Traducción de Salvador Pernas Riaño
Es posible que nuestros terrores infantiles, quizás por el hecho de producirse en una etapa en las que somos fácilmente susceptibles a las impresiones, sobretodo si éstas son de carácter visual más que conceptual, y supongo que debido a que no poseemos todavía las herramientas racionales para un análisis objetivo, queden alojados en nuestra memoria de forma indeleble; incluso años después, cuando ya hemos sido capaces de discriminar las amenazas reales y las imaginarias, podemos recordarlos, con huellas de ese escalofrío primario, sin la fascinación de la inocencia, pero aún con ciertos visos de peligro: lo que nos amedrenta no es la amenaza en sí, sino el recuerdo del efecto de esa amenaza en nuestra mente inmadura.

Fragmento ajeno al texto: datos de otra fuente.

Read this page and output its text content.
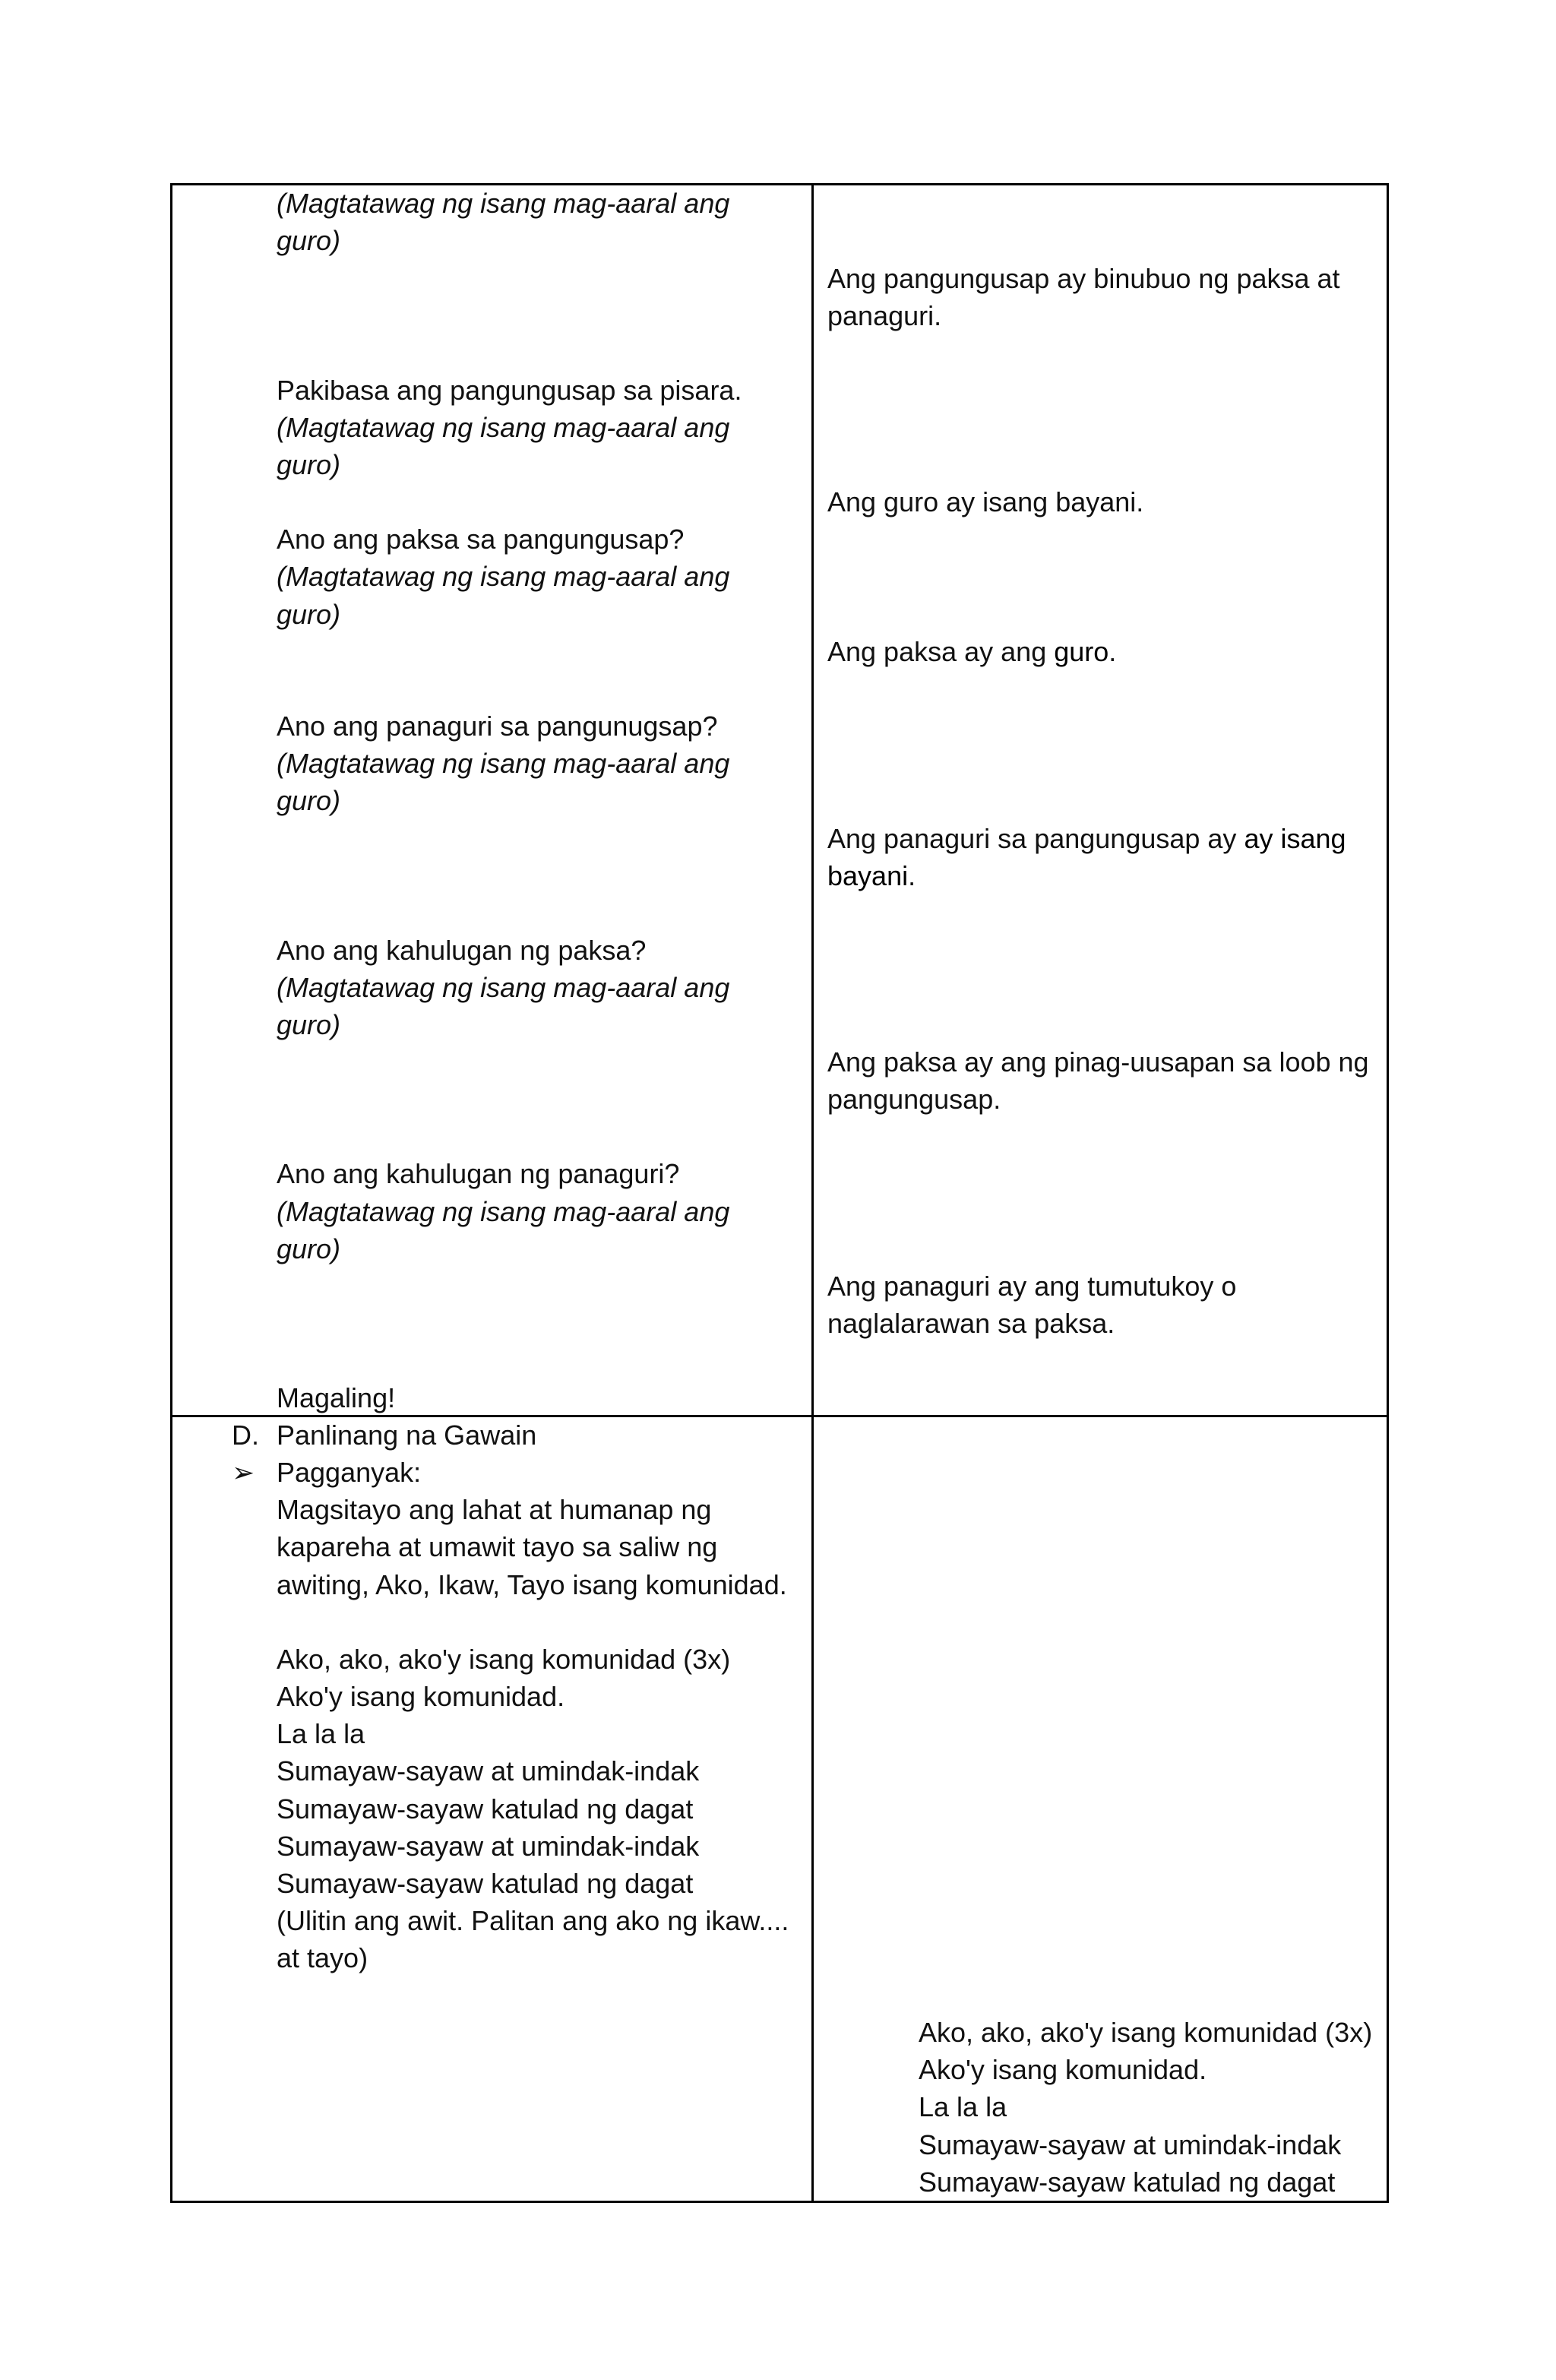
(Magtatawag ng isang mag-aaral ang
guro)
Pakibasa ang pangungusap sa pisara.
(Magtatawag ng isang mag-aaral ang
guro)
Ano ang paksa sa pangungusap?
(Magtatawag ng isang mag-aaral ang
guro)
Ano ang panaguri sa pangunugsap?
(Magtatawag ng isang mag-aaral ang
guro)
Ano ang kahulugan ng paksa?
(Magtatawag ng isang mag-aaral ang
guro)
Ano ang kahulugan ng panaguri?
(Magtatawag ng isang mag-aaral ang
guro)
Magaling!
Ang pangungusap ay binubuo ng paksa at
panaguri.
Ang guro ay isang bayani.
Ang paksa ay ang guro.
Ang panaguri sa pangungusap ay ay isang
bayani.
Ang paksa ay ang pinag-uusapan sa loob ng
pangungusap.
Ang panaguri ay ang tumutukoy o
naglalarawan sa paksa.
D. Panlinang na Gawain
➢ Pagganyak:
Magsitayo ang lahat at humanap ng
kapareha at umawit tayo sa saliw ng
awiting, Ako, Ikaw, Tayo isang komunidad.
Ako, ako, ako'y isang komunidad (3x)
Ako'y isang komunidad.
La la la
Sumayaw-sayaw at umindak-indak
Sumayaw-sayaw katulad ng dagat
Sumayaw-sayaw at umindak-indak
Sumayaw-sayaw katulad ng dagat
(Ulitin ang awit. Palitan ang ako ng ikaw....
at tayo)
Ako, ako, ako'y isang komunidad (3x)
Ako'y isang komunidad.
La la la
Sumayaw-sayaw at umindak-indak
Sumayaw-sayaw katulad ng dagat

Proveniente del cine de las tardes de domingo y de la versión interplanetaria en alguno de los episodios de la serie original de Star Trek, sigo, no ya aterrorizado pero sí fascinado por las amenazantes arenas movedizas. Me parece recordar, aunque la cercanía a la obsesión que alcanzó el fenómeno en esa época tal vez altere mi recuerdo, que aparecían en multitud de películas, y lo que las hacía fascinantes no era el hecho de poder caer en ellas sino el de que, una vez apresado, el sujeto se enfrentaba a una terrible variedad de zugzwang: si se quedaba quieto, podía sobrevivir, pero si se movía e intentaba salir, se hundía rápidamente. Naturalmente, el exagerado maniqueísmo de los guionistas de la época daba siempre con el remedio adecuado: si era "el bueno" el afectado, siempre aparecía una cuerda o una rama salvadora; si era "el malo", la "justicia poética" se encargaba de otorgarle un fin terrible.

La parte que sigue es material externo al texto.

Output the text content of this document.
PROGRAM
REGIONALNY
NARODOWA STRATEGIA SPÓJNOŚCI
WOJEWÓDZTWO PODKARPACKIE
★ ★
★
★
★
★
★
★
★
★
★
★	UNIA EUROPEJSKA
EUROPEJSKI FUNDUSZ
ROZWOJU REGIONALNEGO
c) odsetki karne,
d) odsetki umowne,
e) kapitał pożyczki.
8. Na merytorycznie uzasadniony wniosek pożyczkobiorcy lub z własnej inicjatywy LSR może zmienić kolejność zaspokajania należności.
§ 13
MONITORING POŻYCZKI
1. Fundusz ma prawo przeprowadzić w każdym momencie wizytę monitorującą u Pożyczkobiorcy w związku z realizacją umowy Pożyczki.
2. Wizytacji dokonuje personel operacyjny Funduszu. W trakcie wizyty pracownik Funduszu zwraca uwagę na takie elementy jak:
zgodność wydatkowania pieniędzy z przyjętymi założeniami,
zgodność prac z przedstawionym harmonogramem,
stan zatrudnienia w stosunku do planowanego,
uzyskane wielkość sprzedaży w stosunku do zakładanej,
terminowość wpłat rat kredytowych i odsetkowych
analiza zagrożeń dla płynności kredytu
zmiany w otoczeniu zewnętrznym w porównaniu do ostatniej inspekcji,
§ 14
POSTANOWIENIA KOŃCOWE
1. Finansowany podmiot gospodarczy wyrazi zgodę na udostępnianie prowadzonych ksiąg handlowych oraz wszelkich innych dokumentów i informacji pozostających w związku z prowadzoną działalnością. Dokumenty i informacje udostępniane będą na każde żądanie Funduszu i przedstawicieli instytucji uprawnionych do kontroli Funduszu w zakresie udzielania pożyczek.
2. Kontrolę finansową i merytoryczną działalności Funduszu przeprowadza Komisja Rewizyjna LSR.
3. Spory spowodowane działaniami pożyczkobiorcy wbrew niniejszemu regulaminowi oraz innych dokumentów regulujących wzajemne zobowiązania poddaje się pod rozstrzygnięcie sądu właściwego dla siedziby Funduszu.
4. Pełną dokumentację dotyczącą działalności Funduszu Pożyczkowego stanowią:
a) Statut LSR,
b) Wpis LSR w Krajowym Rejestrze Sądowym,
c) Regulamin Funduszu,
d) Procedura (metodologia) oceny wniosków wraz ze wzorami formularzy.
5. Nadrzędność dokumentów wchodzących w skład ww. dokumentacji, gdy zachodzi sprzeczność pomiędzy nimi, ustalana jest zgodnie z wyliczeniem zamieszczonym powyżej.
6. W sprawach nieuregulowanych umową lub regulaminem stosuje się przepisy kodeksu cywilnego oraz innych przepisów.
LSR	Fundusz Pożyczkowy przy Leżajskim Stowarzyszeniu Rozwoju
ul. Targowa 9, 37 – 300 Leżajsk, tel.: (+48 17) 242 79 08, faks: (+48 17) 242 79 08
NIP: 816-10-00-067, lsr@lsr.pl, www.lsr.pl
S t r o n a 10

La acción de La trampa (Le piège, 1945) transcurre en Francia, en plena II Guerra Mundial, cuando el país se halla dividido en dos: la parte Norte, la Francia "ocupada", bajo administración alemana, y la parte Sur, la Francia liberada, administrada por el denominado "Régimen de Vichy", una época de la historia reciente, y tema de multitud de novelas y ensayos, que el país no ha superado aún. Joseph Bridet, periodista, un hombre común, más asqueado del régimen colaboracionista que gaullista convencido, se prepara para escapar a Inglaterra y unirse a De Gaulle; con ese fin, recupera algunas amistades antiguas, bien relacionadas con el poder, para conseguir un salvoconducto. Lo que Bridet ni sabe ni puede adivinar es que esos contactos van a desencadenar una pesadilla que, al más puro estilo kafkiano, le conducirá gradualmente a la tragedia.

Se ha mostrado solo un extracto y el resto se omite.